New Omega Seamaster Aqua Terra Co-Axial GMT Chronograph

calendar | ic_dehaze_black_24px By Frank Geelen | ic_query_builder_black_24px 3 minute read |

Omega released a new model in the Seamaster Aqua Terra collection, the Seamaster Omega Seamaster Aqua Terra GMT Chronograph. Of course another Omega with their famous co-axial escapement, but did you know how the co-axial escapement ended up in Omega’s watches?

Since the introduction of the new Seamaster Aqua Terra collection, these watches have the new co-axial escapement. So does the new Seamaster Aqua Terra Co-Axial GMT Chronograph. Like the rest of the collection it has the same tuxedo striped dial, or like Omega says a dial with a “teak concept”. According to Omega this ‘teak concept’ reminds of the wooden deks of luxury boats. Ah well… marketing is a trade apart. 🙂

The Aqua Terra Co-Axial GMT Chronograph features the co-axial calibre 3603 with a free sprung balance. The movement has a column-wheel chronograph mechanism and is COSC certified. Besides the chronograph function it is also equipped with a date function and 24 hour GMT hand.

The Seamaster Aqua Terra co-axial chronograph is available in four case materials and comes either with bracelet or alligator strap. The 44 mm case is water resistant to 150 meters and has a domed sapphire crystal with anti-reflective treatment on both sides, as well as see through caseback.

The Co-Axial Escapement

A nice thing to know is that the co-axial escapement Omega uses in most watches of their collection, is developped by mr. George Daniels. Daniels, an English watchmaker, who made name as master of the Clockmakers’ Company of London and has been awarded their Gold Medal, a rare honour. He is actually one of the few living watchmakers who can create a complete watch by hand.

Daniels Millennium watch
Daniels Millennium watch

After much experimenting he patented a type of watch escapement called the co-axial escapement. The friction in this escapement is reduced to a vey low level, so there’s no need to oil the escapement. Oil has the nasty habbit of thickening when it gets older, which influences the reliability of the movement.

After completing the designs in 1974 Daniels tested the co-axial escapement and it proved to be extremely positive. This later earned him the prestigious Tompion Medal; at that time only the fifth ever to be awarded. After the co-axial escapement was finished, the Swiss watch industry did not immediately adopt this award winning and brilliant idea. Nope… it took 25 years before he was able to sell it to one of the leading Swiss watch brands. Curtis Thomson wrote an interesting article about the different watches Daniels used to prove his co-axial escapement.

As part of the contract, Omega would provide the Daniels’ workshop with 50 co-axial movements. He intended to use them for a series of watches to be sold under his name, Daniels London. Daniels asked one of his students, Roger Smith, if he’d be willing to move to the Isle of Man and assist in the making of the series, to which he agreed.

This became the Millennium Watch, and its movement is based on Omega’s caliber 2500, which is based on their caliber 1120, which is, in turn, based on ETA’s 2892-A2. Are you still with me?

The Millennium Watch has several modifications to the Omega ebauche (is an unassembled movement).

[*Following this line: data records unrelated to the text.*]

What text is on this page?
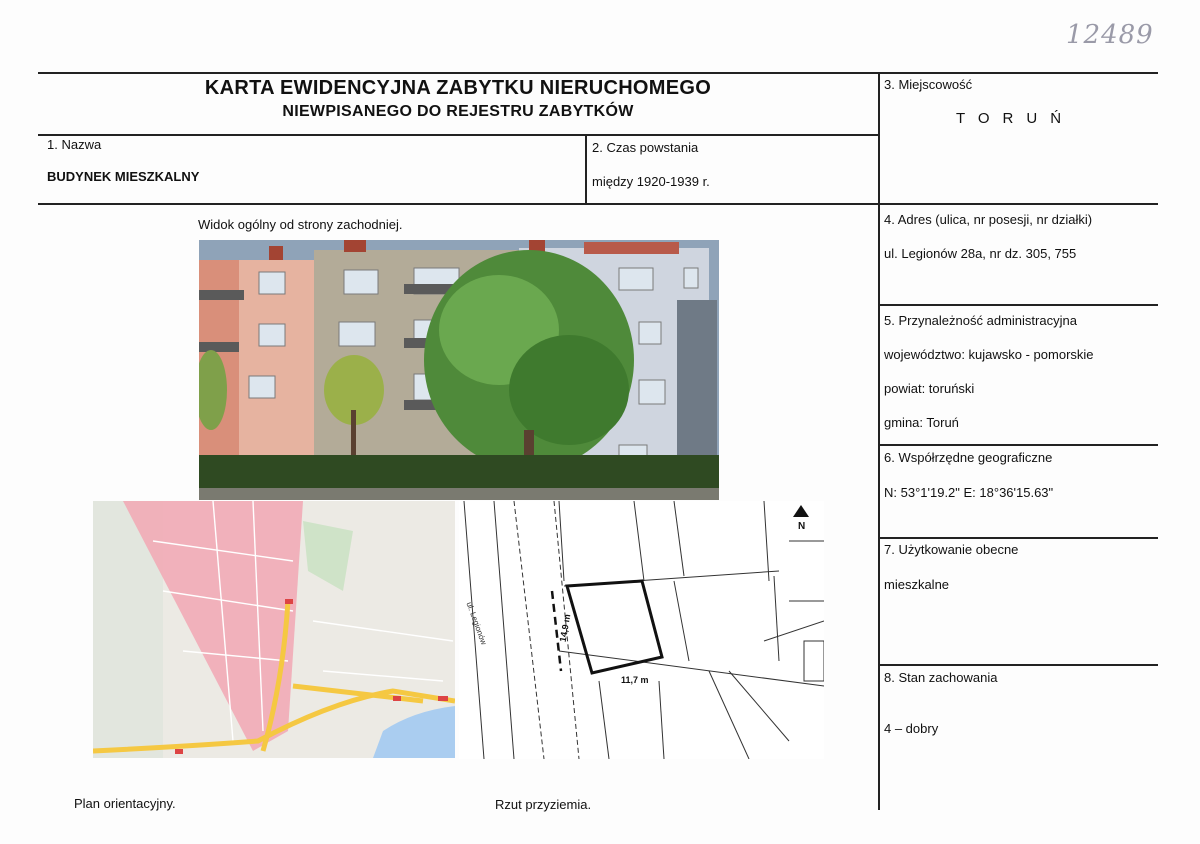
12489
KARTA EWIDENCYJNA ZABYTKU NIERUCHOMEGO
NIEWPISANEGO DO REJESTRU ZABYTKÓW
1. Nazwa
BUDYNEK MIESZKALNY
2. Czas powstania
między 1920-1939 r.
3. Miejscowość
TORUŃ
4. Adres (ulica, nr posesji, nr działki)
ul. Legionów 28a, nr dz. 305, 755
5. Przynależność administracyjna
województwo: kujawsko - pomorskie
powiat: toruński
gmina: Toruń
6. Współrzędne geograficzne
N: 53°1'19.2" E: 18°36'15.63"
7. Użytkowanie obecne
mieszkalne
8. Stan zachowania
4 – dobry
Widok ogólny od strony zachodniej.
ul. Legionów	14,9 m
11,7 m
N
Plan orientacyjny.	Rzut przyziemia.
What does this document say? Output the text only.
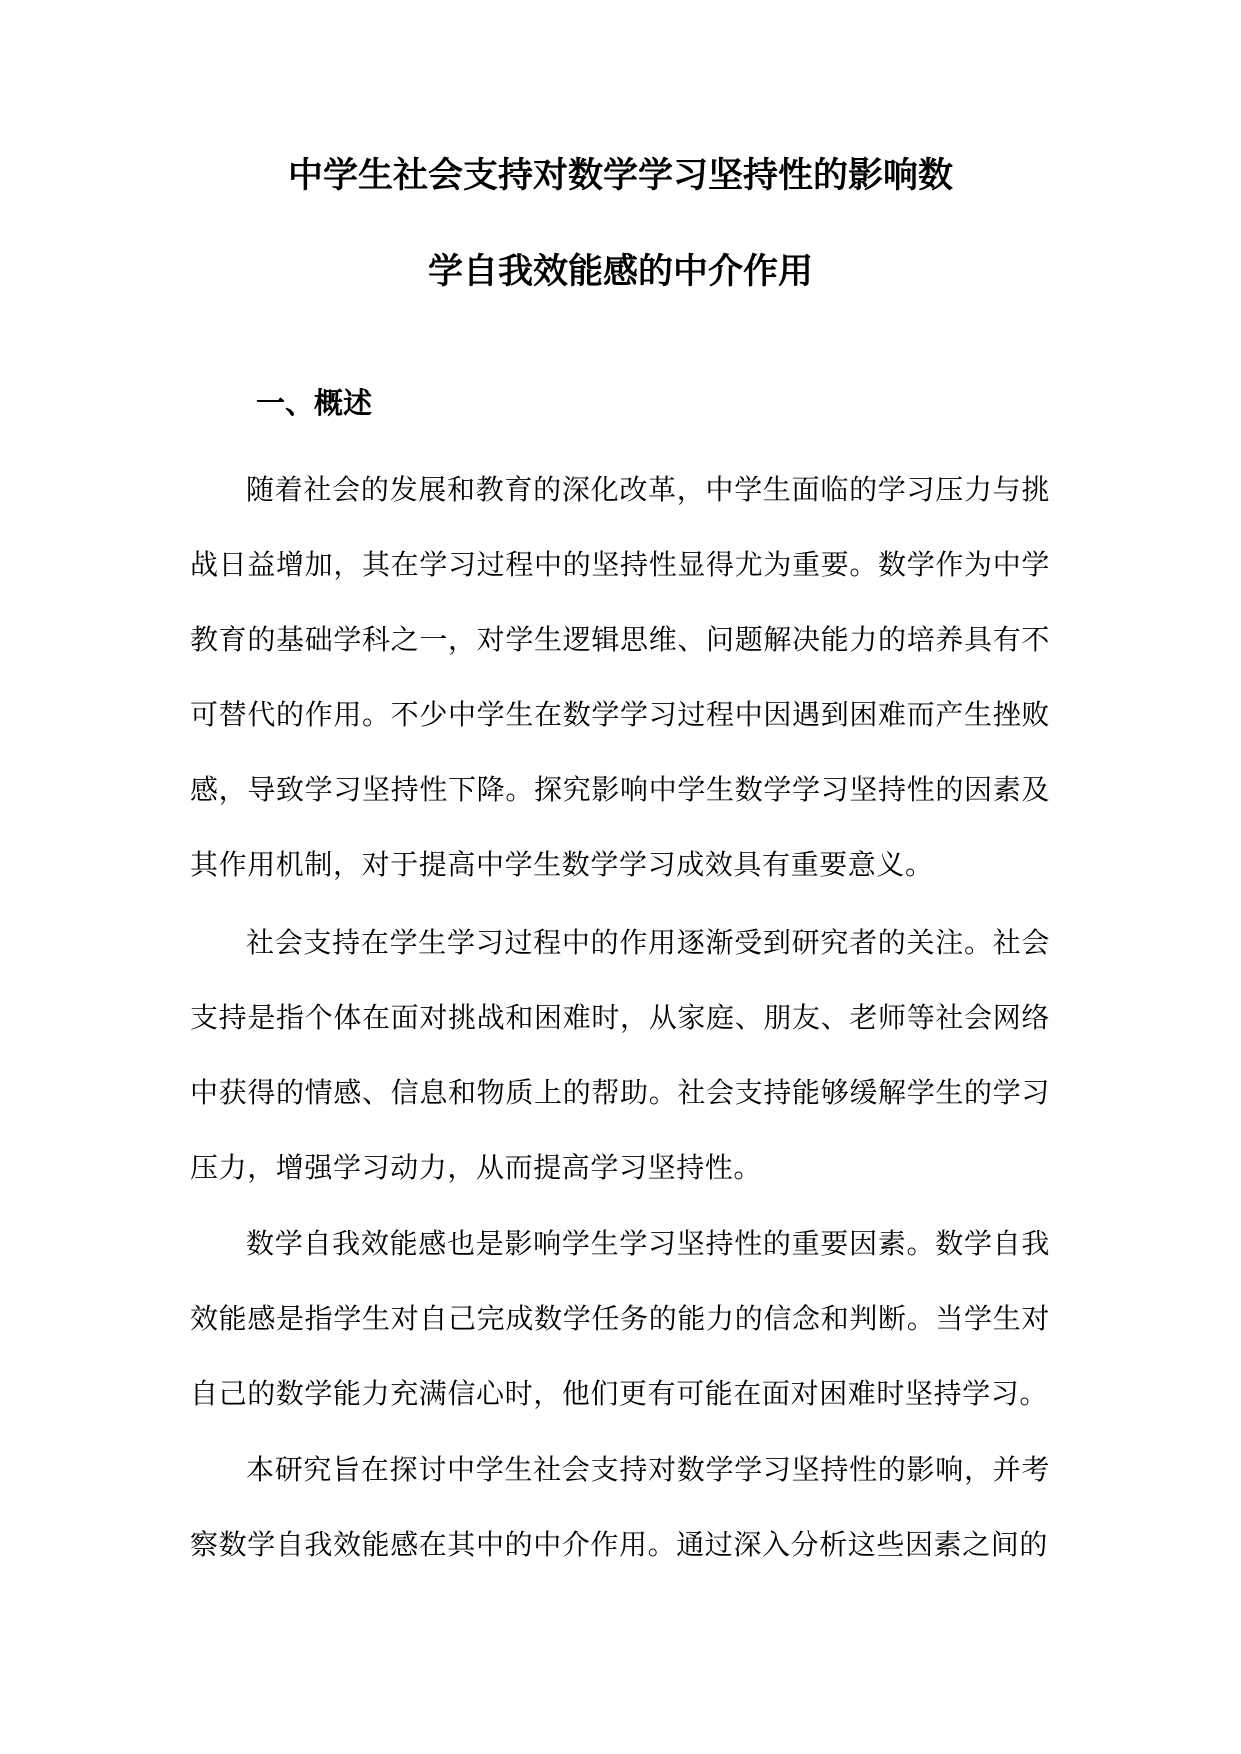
中学生社会支持对数学学习坚持性的影响数
学自我效能感的中介作用
一、概述

随着社会的发展和教育的深化改革，中学生面临的学习压力与挑战日益增加，其在学习过程中的坚持性显得尤为重要。数学作为中学教育的基础学科之一，对学生逻辑思维、问题解决能力的培养具有不可替代的作用。不少中学生在数学学习过程中因遇到困难而产生挫败感，导致学习坚持性下降。探究影响中学生数学学习坚持性的因素及其作用机制，对于提高中学生数学学习成效具有重要意义。

社会支持在学生学习过程中的作用逐渐受到研究者的关注。社会支持是指个体在面对挑战和困难时，从家庭、朋友、老师等社会网络中获得的情感、信息和物质上的帮助。社会支持能够缓解学生的学习压力，增强学习动力，从而提高学习坚持性。

数学自我效能感也是影响学生学习坚持性的重要因素。数学自我效能感是指学生对自己完成数学任务的能力的信念和判断。当学生对自己的数学能力充满信心时，他们更有可能在面对困难时坚持学习。

本研究旨在探讨中学生社会支持对数学学习坚持性的影响，并考察数学自我效能感在其中的中介作用。通过深入分析这些因素之间的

The calendar work, dial, hands and the automatic rotor where all created in Daniels’ workshop.

It should be noted that the Millennium Watch shown here is Roger’s personal watch. It is the only Millennium Watch with ‘Daniels-London’ on the dial.

2 responses

  1. Fascinating article. I’ve always wondered about the significance of the co-axial movement.

  2. Hi Lexcen,
    Now i understand myself what the advantages are, i am also doubting the effectiveness of the co-axial escapement these days. I’m not sure but i think it comes down to this… Modern synthetic oils don’t get sticky anymore… so only the absense of oil as a slow down factor might be an advantage.